I would particularly like people to know that eight years later, the disaster is still happening. Although some evacuees are finally beginning to be able to return to their former homes in the nuclear exclusion zone (the “no go zone”), there are still over 50,000 displaced members of the nuclear diaspora who are still living, much like refugees, in pre-fab temporary shelters. It will take decades to figure out how to safely decommission and clear radioactive debris from the Fukushima facility. There are serious questions and concerns about radioactive water leaking into the ground soil and ocean surrounding the reactor, and significant problems with figuring out how to dispose of or store radioactive debris and waste collected from within the nuclear exclusion zone.

In terms of interesting things, I was particularly fascinated by the creation and use of robotics to explore the reactor core, or to help clean up radioactive debris, and this led to the inclusion of several robot poems in the book—inspired by a snake-like robot designed by Hitachi called the “Hitachi Snake,” and an octopus-like robot designed by Kikuchi called the “Kikuchi Octopus.)

 

Since you’ve been an unofficial spokeswoman for nature for a few books now, a chance to prophetize: what is going to happen to us, and what, as poets, should we be doing about it?
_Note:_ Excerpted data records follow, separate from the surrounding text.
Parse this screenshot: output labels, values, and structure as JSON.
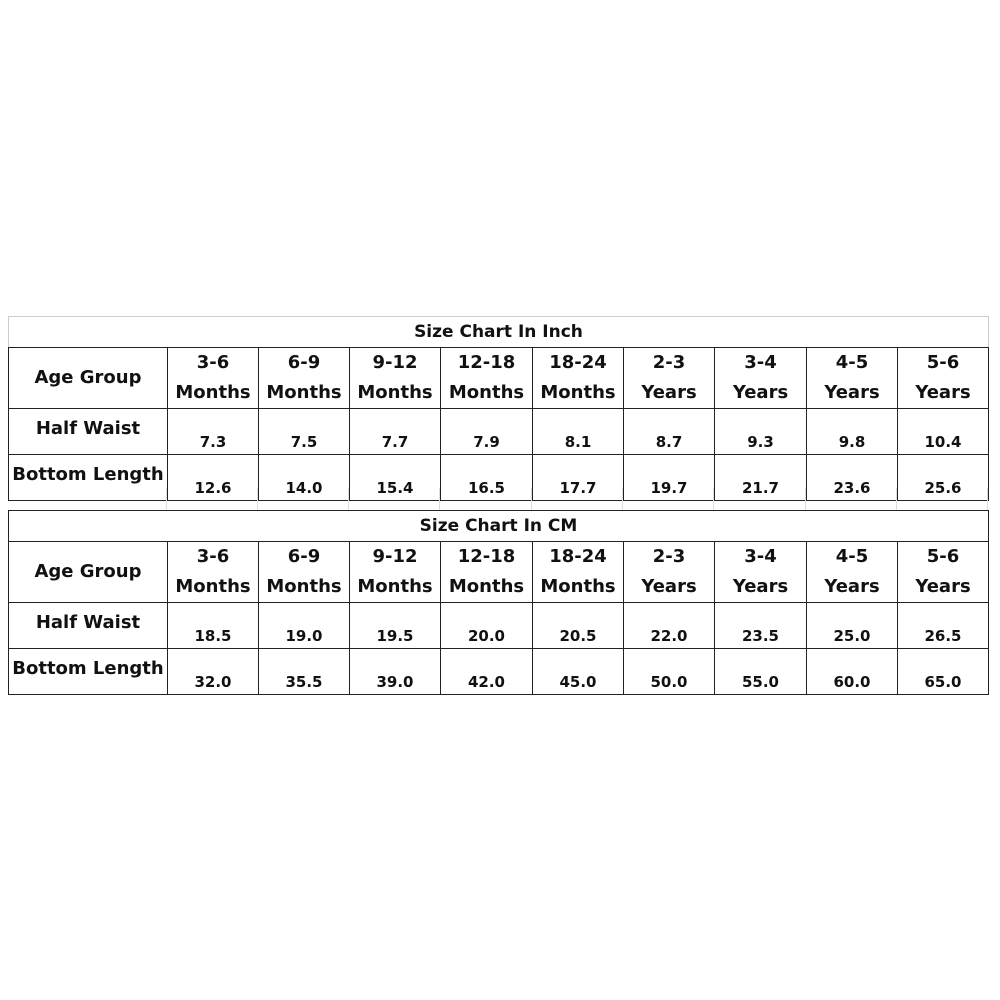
{
  "tables": [
    {
      "title": "Size Chart In Inch",
      "header_label": "Age Group",
      "columns": [
        [
          "3-6",
          "Months"
        ],
        [
          "6-9",
          "Months"
        ],
        [
          "9-12",
          "Months"
        ],
        [
          "12-18",
          "Months"
        ],
        [
          "18-24",
          "Months"
        ],
        [
          "2-3",
          "Years"
        ],
        [
          "3-4",
          "Years"
        ],
        [
          "4-5",
          "Years"
        ],
        [
          "5-6",
          "Years"
        ]
      ],
      "rows": [
        {
          "label": "Half Waist",
          "values": [
            "7.3",
            "7.5",
            "7.7",
            "7.9",
            "8.1",
            "8.7",
            "9.3",
            "9.8",
            "10.4"
          ]
        },
        {
          "label": "Bottom Length",
          "values": [
            "12.6",
            "14.0",
            "15.4",
            "16.5",
            "17.7",
            "19.7",
            "21.7",
            "23.6",
            "25.6"
          ]
        }
      ]
    },
    {
      "title": "Size Chart In CM",
      "header_label": "Age Group",
      "columns": [
        [
          "3-6",
          "Months"
        ],
        [
          "6-9",
          "Months"
        ],
        [
          "9-12",
          "Months"
        ],
        [
          "12-18",
          "Months"
        ],
        [
          "18-24",
          "Months"
        ],
        [
          "2-3",
          "Years"
        ],
        [
          "3-4",
          "Years"
        ],
        [
          "4-5",
          "Years"
        ],
        [
          "5-6",
          "Years"
        ]
      ],
      "rows": [
        {
          "label": "Half Waist",
          "values": [
            "18.5",
            "19.0",
            "19.5",
            "20.0",
            "20.5",
            "22.0",
            "23.5",
            "25.0",
            "26.5"
          ]
        },
        {
          "label": "Bottom Length",
          "values": [
            "32.0",
            "35.5",
            "39.0",
            "42.0",
            "45.0",
            "50.0",
            "55.0",
            "60.0",
            "65.0"
          ]
        }
      ]
    }
  ]
}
I think we’ve reached a crucial tipping point with respect to the environment—in fact, I believe that we’ve already passed this tipping point—and we are going to continue to see more extreme climate change, additional climate disasters, increased awareness of and increased incidents of pollution- and chemical-related disease and illnesses, serious crises involving the availability of clean water, and increased extinction of animal and plant life. As the current administration rolls back environmental protection laws, hastening the pace of this ecological unraveling, it’s impossible not to feel fury, fear, and heartbreak. At the same time, now is not the time to give up resistance and hope, and I feel that poets can contribute, in various ways, to all of these aspects of the environmental crisis: awareness, resistance, hope. I’m not hubristic enough to think that poetry can change the world, but it’s the contribution of my best self into the world. It’s what I can do. And given what we now know about mirror neurons and the ways in which language effects the human brain—firing the same neurons in listeners’ and readers’ brains as if what has been written and said was actually happening in their brains—poetry seems potentially more powerful than we all might have thought, and if nothing else, an art form that is capable of generating radical compassion. And that’s something that I think the world could use much more of right now: radical compassion.

 


Lee Ann Roripaigh is the author of numerous collections of poems, including Dandarians and tsunami vs. the fukushima 50. She serves as Editor-in-Chief of South Dakota Review and directs the creative writing program at the University of South Dakota. She is currently the South Dakota Poet Laureate.